Dieu comme voix céleste répondant aux débats des hommes est dans ce contexte attendu par les rabbins du récit comme par le lecteur. Inattendu est en revanche ce Dieu qui se met à rire.  Si l’histoire est comique n’est-ce pas parce que se trouve le décalage entre ce qui est attendu et ce qui est rencontré, énoncé par Freud ? « La condition de naissance du comique, c’est que nous nous trouvions amenés à utiliser pour la même performance de représentation, simultanément ou dans une succession rapide, deux modes de représentation différente, entre lesquels a alors lieu l’opération de comparaison et se produise la différence quantitative comique […] entre l’étranger et le propre, l’habituel et le modifié, l’attendu et l’arrivé3 ». Le récit s’appuie d’abord sur deux versions d’une même référence à la voix céleste, avec deux positions du sujet s’adressant à elle : soit l’écouter, soit la faire taire.
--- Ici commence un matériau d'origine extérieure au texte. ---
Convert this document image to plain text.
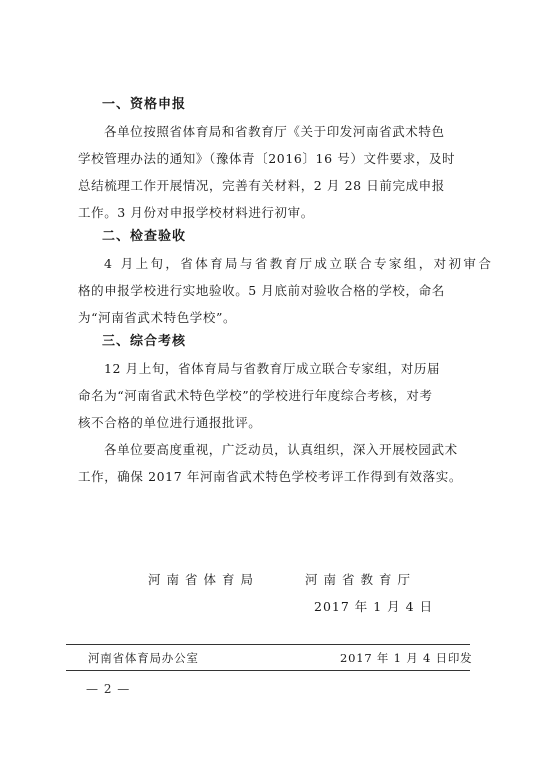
一、资格申报
各单位按照省体育局和省教育厅《关于印发河南省武术特色
学校管理办法的通知》（豫体青〔2016〕16 号）文件要求，及时
总结梳理工作开展情况，完善有关材料，2 月 28 日前完成申报
工作。3 月份对申报学校材料进行初审。
二、检查验收
4 月上旬，省体育局与省教育厅成立联合专家组，对初审合
格的申报学校进行实地验收。5 月底前对验收合格的学校，命名
为“河南省武术特色学校”。
三、综合考核
12 月上旬，省体育局与省教育厅成立联合专家组，对历届
命名为“河南省武术特色学校”的学校进行年度综合考核，对考
核不合格的单位进行通报批评。
各单位要高度重视，广泛动员，认真组织，深入开展校园武术
工作，确保 2017 年河南省武术特色学校考评工作得到有效落实。
河南省体育局	河南省教育厅
2017 年 1 月 4 日
河南省体育局办公室	2017 年 1 月 4 日印发
— 2 —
Dans les deux cas, l’accent est mis sur un Dieu qui dit. Le ton est celui du commandement avec son aspect tragique. Puis surgit un autre registre avec « Dieu se met à rire » et qui dit « mes fils m’ont vaincu ». Le Dieu qui rit a vaincu le Dieu qui dit ; ou plutôt un Dieu dont le rire fait résonner sa part d’énigme ou de duplicité.

Duplicité

« Selon Freud, souligne Laura Sokolowsky, le comique de l’humour correspond à la défense du moi face aux blessures narcissiques infligées par l’épreuve de réalité4 ». La blessure narcissique est d’abord celle que Rabbi Eliezer présente en ne cessant de faire appel à Dieu pour soutenir son moi tout en tremblant devant la voix céleste. En revanche, elle trouve sa traversée dans la figure de Rabbi Joshua qui assume le vide dans l’Autre et ose l’insolence. Au lieu même de la victoire comique des fils incarnée par ce Dieu qui rit, se lit la trace d’une autre blessure, celle du sujet qui rit de cette histoire. Celle de se sentir touché par ce « sans recours » du dire, face à l’opacité du rire qui ouvre sur l’énigme et la duplicité. Nous retrouvons le lien fait par Freud entre le comique et l’Hiflosigkeit5 de l’enfant, soit le rapport de chacun avec ce qui échappe au sens.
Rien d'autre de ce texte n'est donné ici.